Le rebelle lui fait un petit sourire puis s'installe dans son bureau. Lorsque le médecin est assis en face de lui, il lui annonce une pointe de fierté dans la voix.

- Tu ne devineras jamais.
- Quoi ? Vous avez envoyé une lettre au président ?
- Non, mieux.
- Il vous a répondu.
- Tu n'y es pas du tout.
- Et bien allez-y. Crachez le morceau non ?
- Aujourd'hui, dans exactement un quart d'heure.
- Quoi ? Une autre émission de radio ? A moins qu'on ne passe à la télé cette fois.
- Veux-tu arrêter de me couper s'il-te-plaît sinon c'est moi qui y vais.
- D'accord d'accord. Qu'est-ce qu'il y a ?
- Miana est libre.

Il y a une minute de flottement pendant laquelle Tristan cherche une quelconque caméra cachée, n'y croyant plus. Comprenant qu'il a réellement réussi, il s'exclame.

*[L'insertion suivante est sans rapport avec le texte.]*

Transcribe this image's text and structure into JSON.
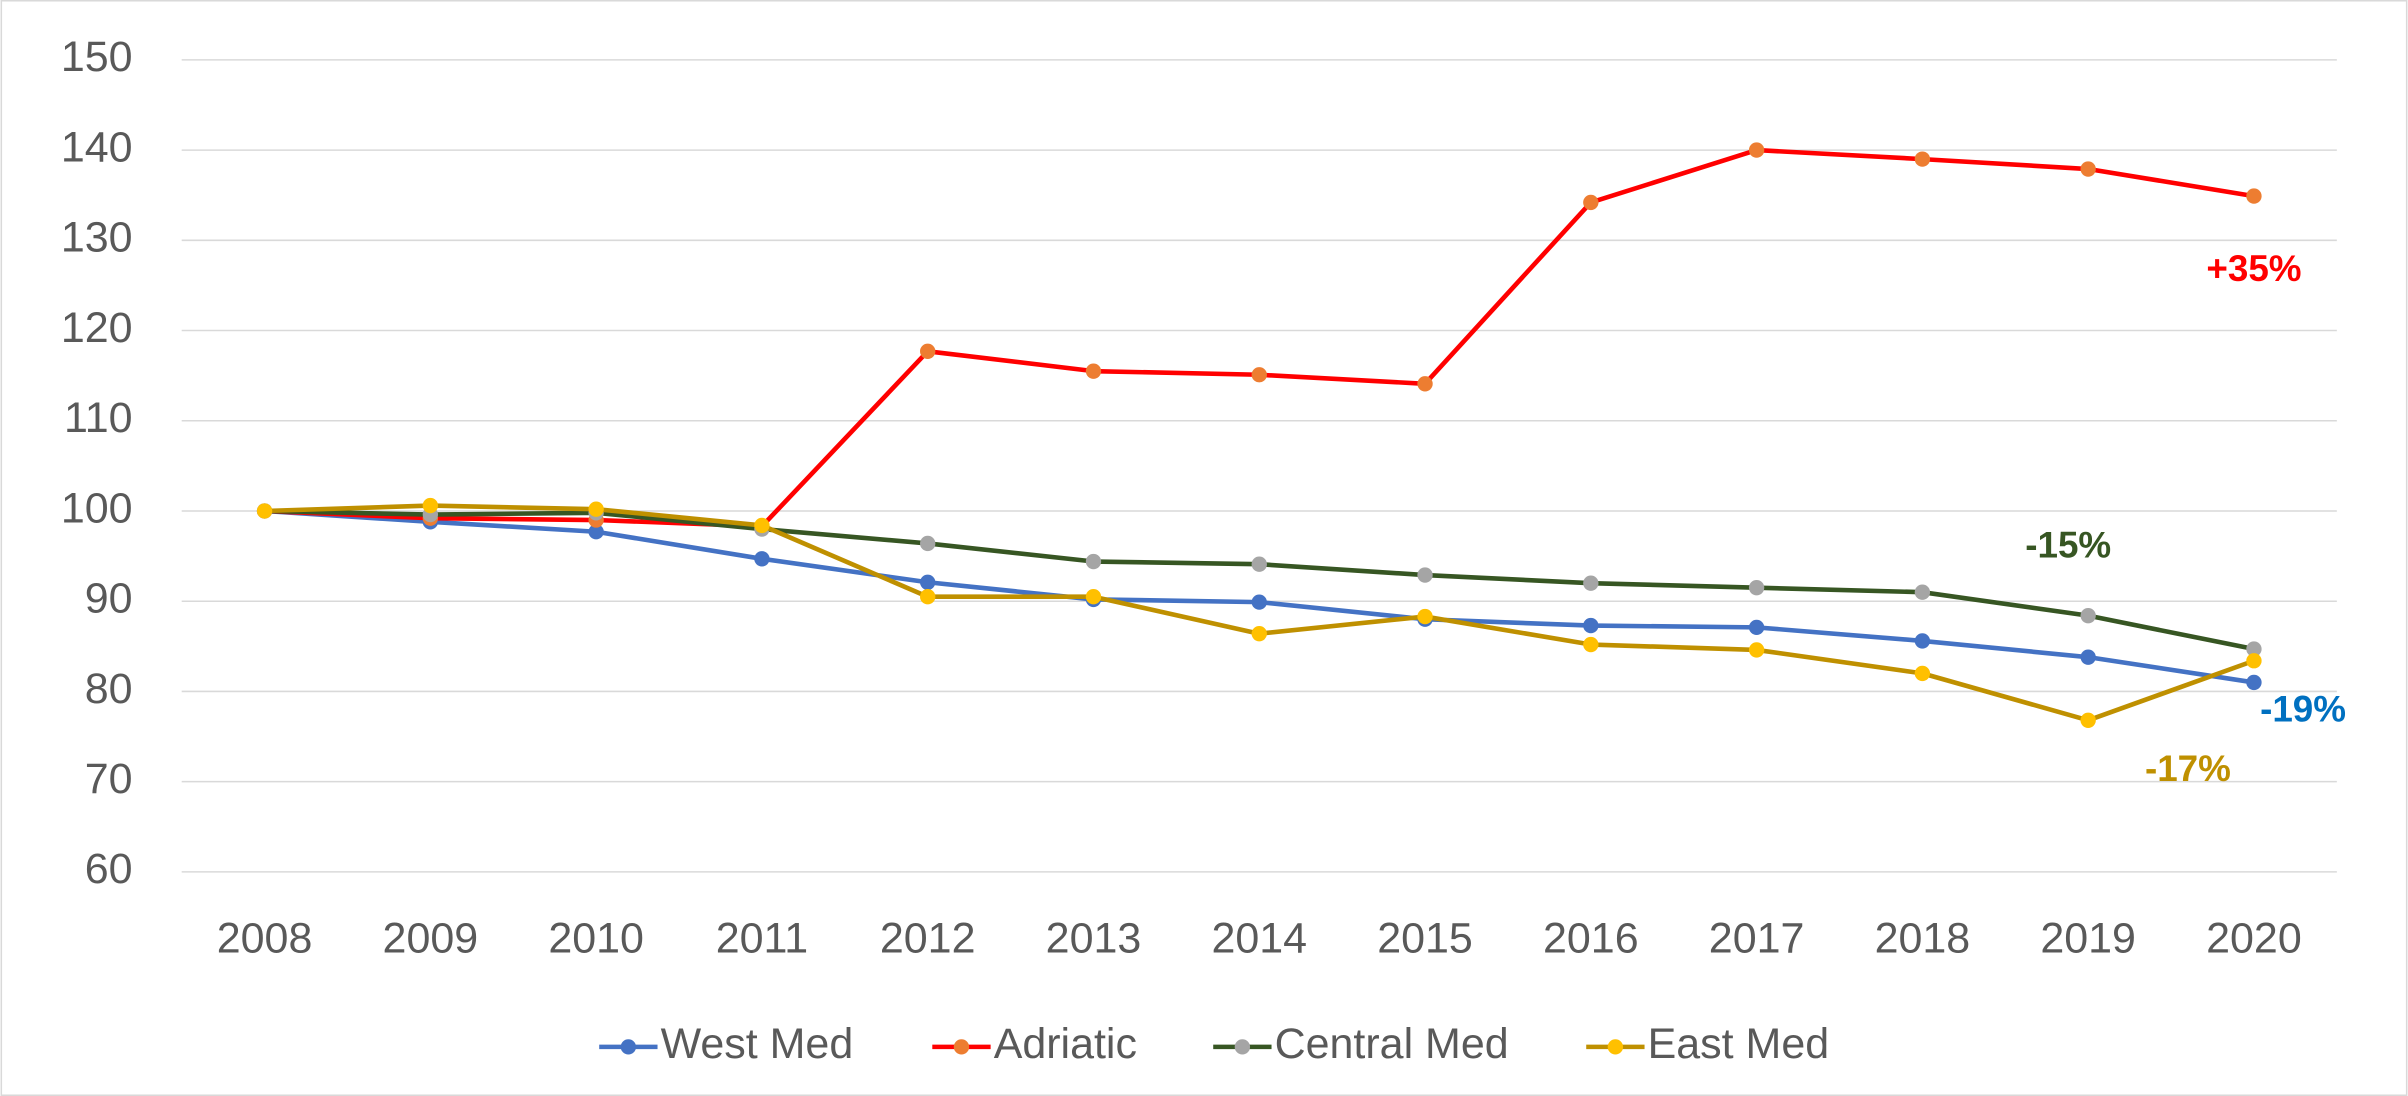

- Sérieusement ? Comment avez-vous fait ?
- J'ai menacé d'attaquer le centre de détention en justice pour méthodes douteuses s'ils ne libéraient pas Miana dans l'heure.
- Oh bordel. Je n'arrive pas à y croire. Purée, vous êtes un génie.
- C'est ça et toi le génie de la vulgarité. Aller, vas vite la rejoindre.

Le rebelle se lève vivement. Manquant de se casser la figure il court tout en appelant Thibault.

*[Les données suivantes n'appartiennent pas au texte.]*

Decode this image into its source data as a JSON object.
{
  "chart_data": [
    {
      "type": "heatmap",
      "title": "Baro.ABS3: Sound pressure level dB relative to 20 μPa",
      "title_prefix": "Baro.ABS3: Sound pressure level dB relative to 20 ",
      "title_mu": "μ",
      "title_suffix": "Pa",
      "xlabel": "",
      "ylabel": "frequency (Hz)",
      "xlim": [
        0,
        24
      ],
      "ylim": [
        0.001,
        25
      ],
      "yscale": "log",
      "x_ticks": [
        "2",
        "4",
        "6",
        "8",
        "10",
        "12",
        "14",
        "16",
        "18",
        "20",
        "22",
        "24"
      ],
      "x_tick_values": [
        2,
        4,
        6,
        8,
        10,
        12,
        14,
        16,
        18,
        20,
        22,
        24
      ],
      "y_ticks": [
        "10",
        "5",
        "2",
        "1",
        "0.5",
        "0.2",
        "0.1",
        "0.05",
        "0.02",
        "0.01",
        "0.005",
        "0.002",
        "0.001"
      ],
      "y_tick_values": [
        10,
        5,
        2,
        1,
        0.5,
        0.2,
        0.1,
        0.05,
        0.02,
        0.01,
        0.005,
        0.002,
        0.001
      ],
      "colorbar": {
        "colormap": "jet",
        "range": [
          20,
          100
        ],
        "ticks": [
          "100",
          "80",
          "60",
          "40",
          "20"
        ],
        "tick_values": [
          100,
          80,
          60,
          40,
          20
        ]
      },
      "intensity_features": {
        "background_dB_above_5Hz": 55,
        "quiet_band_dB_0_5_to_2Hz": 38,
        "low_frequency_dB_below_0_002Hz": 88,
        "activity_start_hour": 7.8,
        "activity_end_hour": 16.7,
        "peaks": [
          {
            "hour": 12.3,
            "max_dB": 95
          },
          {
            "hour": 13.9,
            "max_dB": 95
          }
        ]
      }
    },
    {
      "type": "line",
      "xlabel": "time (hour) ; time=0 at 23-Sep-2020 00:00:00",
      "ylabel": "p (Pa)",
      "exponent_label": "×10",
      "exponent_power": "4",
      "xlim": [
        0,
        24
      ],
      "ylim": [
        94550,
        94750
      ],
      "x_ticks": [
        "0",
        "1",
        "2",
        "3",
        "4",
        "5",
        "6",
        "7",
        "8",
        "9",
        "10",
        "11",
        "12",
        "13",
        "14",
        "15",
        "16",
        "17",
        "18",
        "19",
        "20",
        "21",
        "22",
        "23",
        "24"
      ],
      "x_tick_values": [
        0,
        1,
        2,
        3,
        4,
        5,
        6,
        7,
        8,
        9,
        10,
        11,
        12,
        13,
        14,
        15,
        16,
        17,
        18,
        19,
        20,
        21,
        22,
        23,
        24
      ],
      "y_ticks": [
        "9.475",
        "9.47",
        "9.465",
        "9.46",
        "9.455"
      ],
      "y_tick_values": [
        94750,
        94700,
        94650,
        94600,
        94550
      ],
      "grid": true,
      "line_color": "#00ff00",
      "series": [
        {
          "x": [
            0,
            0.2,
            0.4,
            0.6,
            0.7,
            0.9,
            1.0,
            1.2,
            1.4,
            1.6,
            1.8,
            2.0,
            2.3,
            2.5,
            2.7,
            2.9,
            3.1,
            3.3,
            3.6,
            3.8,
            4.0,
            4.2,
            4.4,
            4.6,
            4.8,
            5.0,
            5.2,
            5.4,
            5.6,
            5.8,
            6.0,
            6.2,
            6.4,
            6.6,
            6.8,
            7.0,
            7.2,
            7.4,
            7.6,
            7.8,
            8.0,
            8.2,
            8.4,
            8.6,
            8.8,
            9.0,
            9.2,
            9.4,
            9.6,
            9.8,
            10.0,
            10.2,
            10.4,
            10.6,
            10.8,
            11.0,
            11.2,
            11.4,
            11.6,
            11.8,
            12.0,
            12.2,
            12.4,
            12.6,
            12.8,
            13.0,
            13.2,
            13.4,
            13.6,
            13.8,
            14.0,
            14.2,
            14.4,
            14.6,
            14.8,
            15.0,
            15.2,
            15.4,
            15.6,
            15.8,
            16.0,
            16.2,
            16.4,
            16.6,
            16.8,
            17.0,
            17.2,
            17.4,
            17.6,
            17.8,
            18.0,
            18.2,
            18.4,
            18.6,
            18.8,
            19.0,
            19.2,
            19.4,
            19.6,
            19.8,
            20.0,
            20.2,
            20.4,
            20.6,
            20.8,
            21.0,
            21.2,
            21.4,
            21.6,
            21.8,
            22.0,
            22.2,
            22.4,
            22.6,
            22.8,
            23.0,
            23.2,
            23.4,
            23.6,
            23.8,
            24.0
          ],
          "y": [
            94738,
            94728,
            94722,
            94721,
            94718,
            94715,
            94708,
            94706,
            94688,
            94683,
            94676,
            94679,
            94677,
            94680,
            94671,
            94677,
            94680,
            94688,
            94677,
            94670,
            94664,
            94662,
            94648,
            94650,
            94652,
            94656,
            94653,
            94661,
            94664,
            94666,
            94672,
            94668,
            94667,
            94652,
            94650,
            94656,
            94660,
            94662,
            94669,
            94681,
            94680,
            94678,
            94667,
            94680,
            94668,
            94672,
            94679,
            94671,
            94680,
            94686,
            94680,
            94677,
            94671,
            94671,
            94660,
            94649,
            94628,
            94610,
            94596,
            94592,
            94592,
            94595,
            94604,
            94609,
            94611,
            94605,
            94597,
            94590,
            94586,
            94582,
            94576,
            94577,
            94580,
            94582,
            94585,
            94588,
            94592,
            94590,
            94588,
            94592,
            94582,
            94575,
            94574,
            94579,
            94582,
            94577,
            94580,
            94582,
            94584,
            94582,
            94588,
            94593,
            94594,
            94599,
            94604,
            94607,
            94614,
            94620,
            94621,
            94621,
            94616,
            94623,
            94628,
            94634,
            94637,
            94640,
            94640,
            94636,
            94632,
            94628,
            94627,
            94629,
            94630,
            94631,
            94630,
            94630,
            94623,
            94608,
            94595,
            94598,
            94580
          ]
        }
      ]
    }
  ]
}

- Tristan ? Ton rendez-vous avec Dimitri s'est bien passé ?
- Rendez-vous au skatepark dans vingt minutes. Amène les autres.

Sans laisser à son ami le temps de répliquer, il raccroche et continue sa course à travers les couloirs, se fichant bien des protestations du personnel. Il sort dehors et traverse le périphérique avant d'enfin arriver devant le centre. Elle est là, un sourire de pur bonheur accroché aux lèvres, les yeux pétillants de joie. Elle arbore la même tenue qu'il y a environs deux mois. Une tee-shit marinière, une salopette short dont elle n'a enfiler qu'une bretelle sur deux et des baskets basses blanches. Ses cheveux ont encore poussés, laissant enfin apparaître leurs premières boucles.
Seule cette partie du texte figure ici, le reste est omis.